= Parveen Mahmud =

Parveen Mahmud is a Bangladeshi businesswoman and social worker. She is the chairperson of the Underprivileged Children Education Program. She is a member of the governing body of the Palli Karma Sahayak Foundation. She is a trustee of Transparency International Bangladesh. She is an independent director of Marico Bangladesh.

== Career ==
Mahmud was the managing director of Palli Karma Sahayak Foundation from 2004 to 2006.

Mahmud was awarded the Begum Rokeya award in 2006. In December 2007, she was re-elected to the board of directors of MIDAS Financing Limited. She was the acting chairperson of the Acid Survivors Foundation in May 2009. She was the vice-chairperson of the Underprivileged Children Education Program in 2010. She was the chairman of the Acid Survivors Foundation in 2010.
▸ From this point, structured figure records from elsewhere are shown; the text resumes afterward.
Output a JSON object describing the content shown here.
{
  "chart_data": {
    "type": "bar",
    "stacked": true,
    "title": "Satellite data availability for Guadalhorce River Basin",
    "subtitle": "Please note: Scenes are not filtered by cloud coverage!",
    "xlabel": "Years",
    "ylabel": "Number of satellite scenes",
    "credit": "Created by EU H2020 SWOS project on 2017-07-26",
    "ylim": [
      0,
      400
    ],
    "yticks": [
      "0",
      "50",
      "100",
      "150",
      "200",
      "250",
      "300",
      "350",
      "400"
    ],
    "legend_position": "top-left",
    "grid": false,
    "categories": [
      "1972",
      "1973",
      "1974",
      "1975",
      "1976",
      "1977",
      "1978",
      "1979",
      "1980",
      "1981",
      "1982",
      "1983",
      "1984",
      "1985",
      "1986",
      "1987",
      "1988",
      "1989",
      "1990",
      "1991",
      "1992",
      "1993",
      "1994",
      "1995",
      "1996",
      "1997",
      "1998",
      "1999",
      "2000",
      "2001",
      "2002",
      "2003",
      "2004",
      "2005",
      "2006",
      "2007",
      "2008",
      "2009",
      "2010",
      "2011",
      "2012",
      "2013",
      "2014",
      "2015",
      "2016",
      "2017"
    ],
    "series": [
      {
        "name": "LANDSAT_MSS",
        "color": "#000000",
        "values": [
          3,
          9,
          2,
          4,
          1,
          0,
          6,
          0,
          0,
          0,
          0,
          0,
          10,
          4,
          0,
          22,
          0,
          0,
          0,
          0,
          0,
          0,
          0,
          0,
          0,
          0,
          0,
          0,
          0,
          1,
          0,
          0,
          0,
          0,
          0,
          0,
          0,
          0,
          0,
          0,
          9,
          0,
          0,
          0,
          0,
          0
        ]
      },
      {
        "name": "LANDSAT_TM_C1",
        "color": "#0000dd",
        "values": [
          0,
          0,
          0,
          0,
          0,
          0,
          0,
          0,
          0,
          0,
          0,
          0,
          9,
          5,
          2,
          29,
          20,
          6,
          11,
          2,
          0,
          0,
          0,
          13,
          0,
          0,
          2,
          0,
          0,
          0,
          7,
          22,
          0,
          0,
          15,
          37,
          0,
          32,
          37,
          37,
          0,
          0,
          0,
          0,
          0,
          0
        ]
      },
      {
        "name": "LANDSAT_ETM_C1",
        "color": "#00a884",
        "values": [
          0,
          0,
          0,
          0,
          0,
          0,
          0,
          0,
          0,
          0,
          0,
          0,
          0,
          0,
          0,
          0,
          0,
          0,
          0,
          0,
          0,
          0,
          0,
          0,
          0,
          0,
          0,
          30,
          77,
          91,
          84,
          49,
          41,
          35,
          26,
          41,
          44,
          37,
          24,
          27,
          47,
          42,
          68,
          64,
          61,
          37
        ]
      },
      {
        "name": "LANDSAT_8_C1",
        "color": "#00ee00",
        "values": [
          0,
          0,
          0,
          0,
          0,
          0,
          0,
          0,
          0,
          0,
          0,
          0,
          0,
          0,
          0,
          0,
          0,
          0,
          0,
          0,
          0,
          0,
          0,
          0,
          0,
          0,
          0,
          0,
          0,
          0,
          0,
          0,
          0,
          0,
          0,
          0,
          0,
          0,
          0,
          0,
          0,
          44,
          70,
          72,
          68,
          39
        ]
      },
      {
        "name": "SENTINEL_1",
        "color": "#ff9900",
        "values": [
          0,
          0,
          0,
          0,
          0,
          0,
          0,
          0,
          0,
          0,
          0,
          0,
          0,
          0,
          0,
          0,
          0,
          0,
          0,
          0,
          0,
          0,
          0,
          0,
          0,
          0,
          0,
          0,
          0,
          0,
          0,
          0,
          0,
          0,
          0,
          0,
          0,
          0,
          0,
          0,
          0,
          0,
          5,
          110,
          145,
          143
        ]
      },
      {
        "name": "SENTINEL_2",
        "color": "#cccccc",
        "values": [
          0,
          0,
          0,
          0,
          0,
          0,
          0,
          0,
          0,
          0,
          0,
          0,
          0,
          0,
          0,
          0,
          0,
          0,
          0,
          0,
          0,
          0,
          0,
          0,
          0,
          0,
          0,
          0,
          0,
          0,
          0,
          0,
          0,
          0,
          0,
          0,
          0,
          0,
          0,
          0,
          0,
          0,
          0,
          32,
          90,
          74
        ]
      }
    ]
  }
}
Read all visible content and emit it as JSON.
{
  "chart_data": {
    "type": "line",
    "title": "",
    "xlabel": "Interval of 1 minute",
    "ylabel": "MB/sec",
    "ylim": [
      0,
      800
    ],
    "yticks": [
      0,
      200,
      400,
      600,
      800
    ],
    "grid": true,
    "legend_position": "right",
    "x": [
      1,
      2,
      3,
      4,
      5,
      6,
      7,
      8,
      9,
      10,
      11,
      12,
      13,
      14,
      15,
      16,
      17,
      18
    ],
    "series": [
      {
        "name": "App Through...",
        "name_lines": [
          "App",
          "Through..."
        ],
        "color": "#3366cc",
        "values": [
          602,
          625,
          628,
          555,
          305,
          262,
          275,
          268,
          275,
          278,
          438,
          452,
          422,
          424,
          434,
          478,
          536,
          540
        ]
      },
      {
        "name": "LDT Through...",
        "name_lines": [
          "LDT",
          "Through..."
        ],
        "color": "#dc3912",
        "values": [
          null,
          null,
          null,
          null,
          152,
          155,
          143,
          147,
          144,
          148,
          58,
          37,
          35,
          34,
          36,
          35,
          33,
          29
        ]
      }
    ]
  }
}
Mahmud was the first woman to be elected president of The Institute of Chartered Accountants of Bangladesh in 2011. Mahmud was the founding managing director of Grameen Telecom Trust. She is a director of Centre for Policy Dialogue and Manusher Jonnyo Foundation. She is a director of Linde Bangladesh.

In December 2018, Mahmud was elected chairman of the Underprivileged Children Education Program. She is the chairperson of Shasha Denims Limited. In February 2018, she announced plans to buy a 40 per cent stake in EOS Textile Limited. Mahmud, then chairperson of MIDAS Financing Limited, was made a trustee of Transparency International Bangladesh in June. Mahmud was awarded the Anannya Top Ten Awards in 2018.

In May 2019, Mahmud was appointed an independent director of Berger Paints Bangladesh. On 15 April 2019, she left the post of the managing director of Grameen Telecom Trust. Mahmud, managing director of Shasha Garments, announced plans to invest five million USD in the Dhaka Export Processing Zone. In March 2023, she was elected chairman of the board of trustees of RDRS Bangladesh. Mahmud joined the board of directors of MIDAS Financing Limited in April 2023. She is an executive member of Friendship (NGO).